====================================================================

Author: Alistair Stewart, Fatemeh Shirazi (minor), and Leon Groot Bruinderink (minor)

Last update: 01.05.2020

====================================================================

XCMP - Relay chain light client design

In this document, we describe how messages are stored and retrieved for XCMP. This write up does not cover XCMP networking, but rather the emphasis is on what data is on-chain such that parachains and parathreads can be sure about which messages they have been received.

Motivation

Parachains and parathreads can have various reasons to send messages. To name a few examples: there can be a need for a token transfer, sharing/transferring smart contracts or providing a service by a parachain to another. This should all be accomodated for by XCMP.

Problem

The problem is that parachain collators need to be aware of messages they have received from sending parachains. In particular, they need to be aware of messages they have not acted on yet. In order to do so, and to avoid too much parachain-parachain traffic, the relay chain needs to be able to authenticate both the messages and the information on which messages a parachain has acted on.

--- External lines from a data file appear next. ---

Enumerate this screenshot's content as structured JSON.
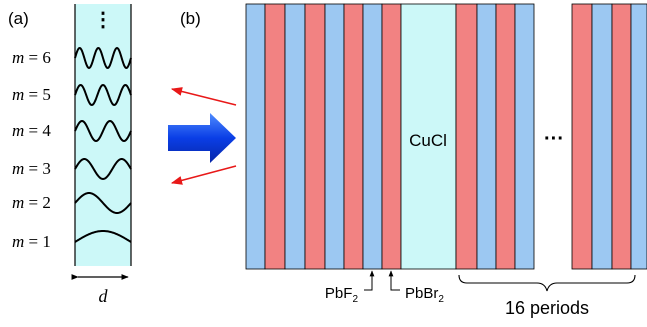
{
  "panel_a": {
    "label": "(a)",
    "ellipsis": "⋮",
    "modes": [
      {
        "label": "m = 1",
        "m": 1
      },
      {
        "label": "m = 2",
        "m": 2
      },
      {
        "label": "m = 3",
        "m": 3
      },
      {
        "label": "m = 4",
        "m": 4
      },
      {
        "label": "m = 5",
        "m": 5
      },
      {
        "label": "m = 6",
        "m": 6
      }
    ],
    "width_label": "d"
  },
  "panel_b": {
    "label": "(b)",
    "cavity_label": "CuCl",
    "ellipsis": "···",
    "layer1_label": "PbF",
    "layer1_sub": "2",
    "layer2_label": "PbBr",
    "layer2_sub": "2",
    "periods_label": "16 periods"
  },
  "colors": {
    "cavity": "#ccf8f8",
    "layer_blue": "#9cc8f2",
    "layer_red": "#f28282",
    "arrow_blue": "#0a3ee6",
    "arrow_red": "#e81818"
  }
}
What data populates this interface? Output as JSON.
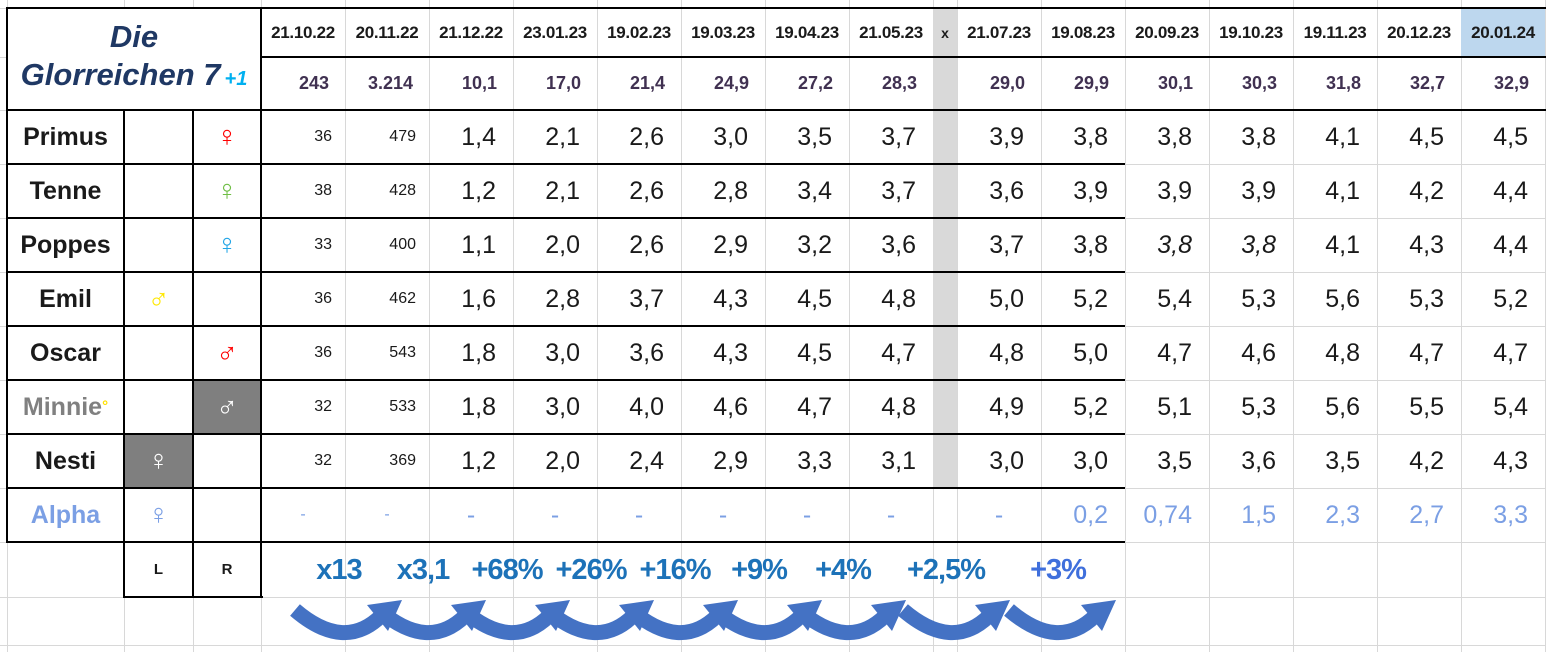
{
  "title": {
    "line1": "Die",
    "line2": "Glorreichen 7",
    "suffix": "+1"
  },
  "columns": {
    "dates_left": [
      "21.10.22",
      "20.11.22",
      "21.12.22",
      "23.01.23",
      "19.02.23",
      "19.03.23",
      "19.04.23",
      "21.05.23"
    ],
    "separator": "x",
    "dates_right": [
      "21.07.23",
      "19.08.23",
      "20.09.23",
      "19.10.23",
      "19.11.23",
      "20.12.23",
      "20.01.24"
    ],
    "last_header_highlight": "#BDD7EE",
    "separator_fill": "#D9D9D9"
  },
  "totals": {
    "left": [
      "243",
      "3.214",
      "10,1",
      "17,0",
      "21,4",
      "24,9",
      "27,2",
      "28,3"
    ],
    "right": [
      "29,0",
      "29,9",
      "30,1",
      "30,3",
      "31,8",
      "32,7",
      "32,9"
    ],
    "color": "#403151"
  },
  "rows": [
    {
      "name": "Primus",
      "sex": {
        "side": "R",
        "symbol": "female",
        "color": "#FF0000"
      },
      "values_left": [
        "36",
        "479",
        "1,4",
        "2,1",
        "2,6",
        "3,0",
        "3,5",
        "3,7"
      ],
      "values_right": [
        "3,9",
        "3,8",
        "3,8",
        "3,8",
        "4,1",
        "4,5",
        "4,5"
      ]
    },
    {
      "name": "Tenne",
      "sex": {
        "side": "R",
        "symbol": "female",
        "color": "#6FBE45"
      },
      "values_left": [
        "38",
        "428",
        "1,2",
        "2,1",
        "2,6",
        "2,8",
        "3,4",
        "3,7"
      ],
      "values_right": [
        "3,6",
        "3,9",
        "3,9",
        "3,9",
        "4,1",
        "4,2",
        "4,4"
      ]
    },
    {
      "name": "Poppes",
      "sex": {
        "side": "R",
        "symbol": "female",
        "color": "#22A5E6"
      },
      "values_left": [
        "33",
        "400",
        "1,1",
        "2,0",
        "2,6",
        "2,9",
        "3,2",
        "3,6"
      ],
      "values_right": [
        "3,7",
        "3,8",
        "3,8",
        "3,8",
        "4,1",
        "4,3",
        "4,4"
      ],
      "italic_right": [
        2,
        3
      ],
      "comment_marker_right": [
        2,
        3
      ]
    },
    {
      "name": "Emil",
      "sex": {
        "side": "L",
        "symbol": "male",
        "color": "#FFE800"
      },
      "values_left": [
        "36",
        "462",
        "1,6",
        "2,8",
        "3,7",
        "4,3",
        "4,5",
        "4,8"
      ],
      "values_right": [
        "5,0",
        "5,2",
        "5,4",
        "5,3",
        "5,6",
        "5,3",
        "5,2"
      ]
    },
    {
      "name": "Oscar",
      "sex": {
        "side": "R",
        "symbol": "male",
        "color": "#FF0000"
      },
      "values_left": [
        "36",
        "543",
        "1,8",
        "3,0",
        "3,6",
        "4,3",
        "4,5",
        "4,7"
      ],
      "values_right": [
        "4,8",
        "5,0",
        "4,7",
        "4,6",
        "4,8",
        "4,7",
        "4,7"
      ]
    },
    {
      "name": "Minnie",
      "name_color": "#808080",
      "sup": "°",
      "sup_color": "#FFE100",
      "sex": {
        "side": "R",
        "symbol": "male",
        "color": "#FFFFFF",
        "bg": "#7F7F7F"
      },
      "values_left": [
        "32",
        "533",
        "1,8",
        "3,0",
        "4,0",
        "4,6",
        "4,7",
        "4,8"
      ],
      "values_right": [
        "4,9",
        "5,2",
        "5,1",
        "5,3",
        "5,6",
        "5,5",
        "5,4"
      ]
    },
    {
      "name": "Nesti",
      "sex": {
        "side": "L",
        "symbol": "female",
        "color": "#FFFFFF",
        "bg": "#7F7F7F"
      },
      "values_left": [
        "32",
        "369",
        "1,2",
        "2,0",
        "2,4",
        "2,9",
        "3,3",
        "3,1"
      ],
      "values_right": [
        "3,0",
        "3,0",
        "3,5",
        "3,6",
        "3,5",
        "4,2",
        "4,3"
      ]
    },
    {
      "name": "Alpha",
      "name_color": "#7B9FE4",
      "row_color": "#7B9FE4",
      "sex": {
        "side": "L",
        "symbol": "female",
        "color": "#7B9FE4"
      },
      "values_left": [
        "-",
        "-",
        "-",
        "-",
        "-",
        "-",
        "-",
        "-"
      ],
      "values_right": [
        "-",
        "0,2",
        "0,74",
        "1,5",
        "2,3",
        "2,7",
        "3,3"
      ]
    }
  ],
  "footer": {
    "l_label": "L",
    "r_label": "R",
    "growth": [
      {
        "label": "x13",
        "color": "#1D72B8"
      },
      {
        "label": "x3,1",
        "color": "#1D72B8"
      },
      {
        "label": "+68%",
        "color": "#1D72B8"
      },
      {
        "label": "+26%",
        "color": "#1D72B8"
      },
      {
        "label": "+16%",
        "color": "#1D72B8"
      },
      {
        "label": "+9%",
        "color": "#1D72B8"
      },
      {
        "label": "+4%",
        "color": "#1D72B8"
      },
      {
        "label": "+2,5%",
        "color": "#1D72B8"
      },
      {
        "label": "+3%",
        "color": "#3F6FDC"
      }
    ],
    "arrow_count": 9,
    "arrow_color": "#4472C4"
  }
}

However, to keep all the hashes of these messages on the relay chain is a lot of data and may require looking for that data in many places.

Furthermore, the period since the parachain has acted on messages might be long and parachain validators might have been reassigned already or not be validators at all anymore.

This latter problem is especially true for parathreads, that might have long gaps between parablocks.

Goals

XCMP should accomodate for the following: (1) All validators should be able to validate PoVs for as long as possible, at least a day after a parablock has been produced. To do this, the validators need to check that the right incoming messages were acted on.

(2) A minimal relay chain state storage should be used. Relay chain processing and state access per block also needs to be feasible.

(3) A full node of a receiving parachain or parathread needs to know whether it has a new message from any parachain since the last relay chain block that it acted on messages.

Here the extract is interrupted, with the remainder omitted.